Although these findings offer important evidence on the relationship between men’s heavy episodic drinking and the HIV sero-status of individuals within marital relationships, they need to be interpreted cautiously in the light of several limitations. First, a casecontrol study conducted in HIV testing and treatment centers limits the generalizability of findings to the general population. Further, the study could not account for change in alcohol use among men before and after their HIV sero-positivity. It may be that some men who were heavy episodic drinkers prior to the study and were HIV seropositive may have stopped consuming alcohol soon after counseling at the HIV testing centers. Also, some men who were not heavy episodic drinkers at the time of the survey may have started drinking heavily after they were diagnosed with HIV. In addition, the survey did not collect information on viral load and CD4 counts of HIV sero-positive individuals. It would have been interesting to see the relationship of these two factors with alcohol consumption. We recommend that future research studies should collect data on this aspect and examine the relationship with pattern of alcohol consumption. Additionally, it may not be possible to establish a strong causality due to the lack of information on when men and their wives were infected with HIV, and some men’s self-reports of not knowing their wife’s HIV status. In order to control the bias in the duration of HIV diagnosis, only men who were tested for HIV six months prior to the survey were recruited. Since this survey targeted only currently married men in three states of India, our findings cannot be generalized to all men in the country.


In conclusion, this study shows that men who are heavy episodic drinkers are more likely to have a HIV sero-positive wife than men who are light drinkers.

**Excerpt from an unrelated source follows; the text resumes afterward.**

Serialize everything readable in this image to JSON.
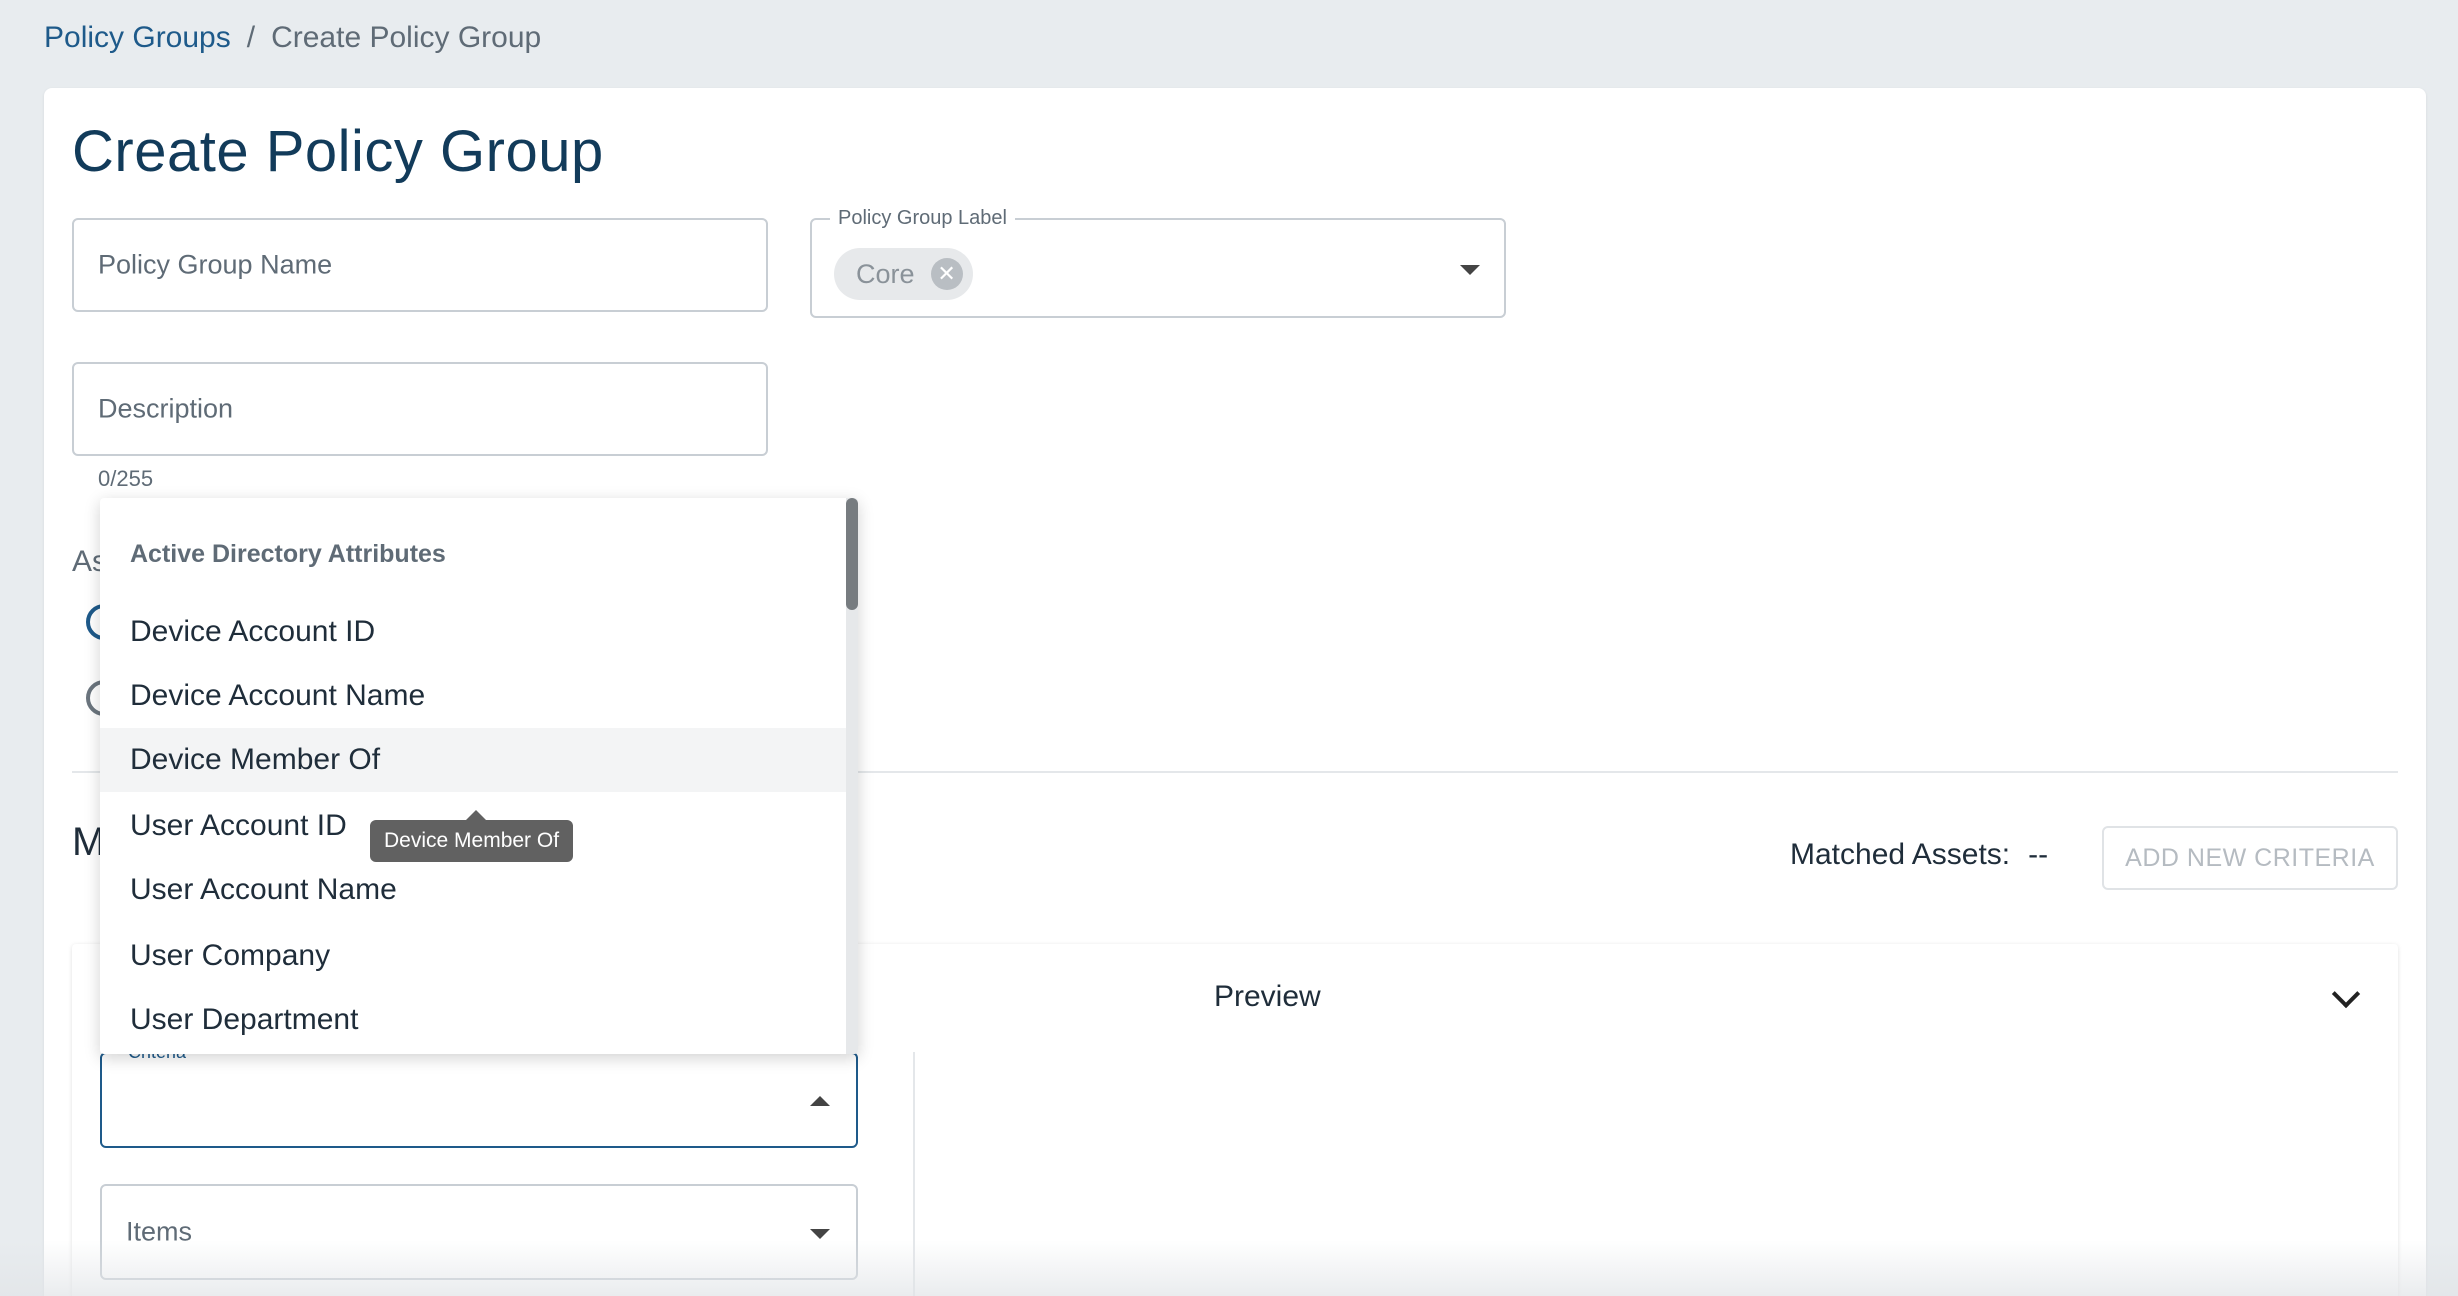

HIV intervention programs in India need to target population groups such as married women as many of them are at risk of HIV due to their husband’s lifestyle and sexual behaviors. Our data underscores the importance of developing prevention and treatment programs that target alcohol users and focus on spousal relationships to increase HIV awareness and treatment literacy among both partners.

Conflicts of Interest and Source of Funding

This work was supported by the United Nations Development Programme (UNDP) (grant number: UNDP-MZ09). The views expressed herein are those of the authors and do not necessarily reflect those of the UNDP. The authors do not have a commercial or other association that might pose a conflict of interest.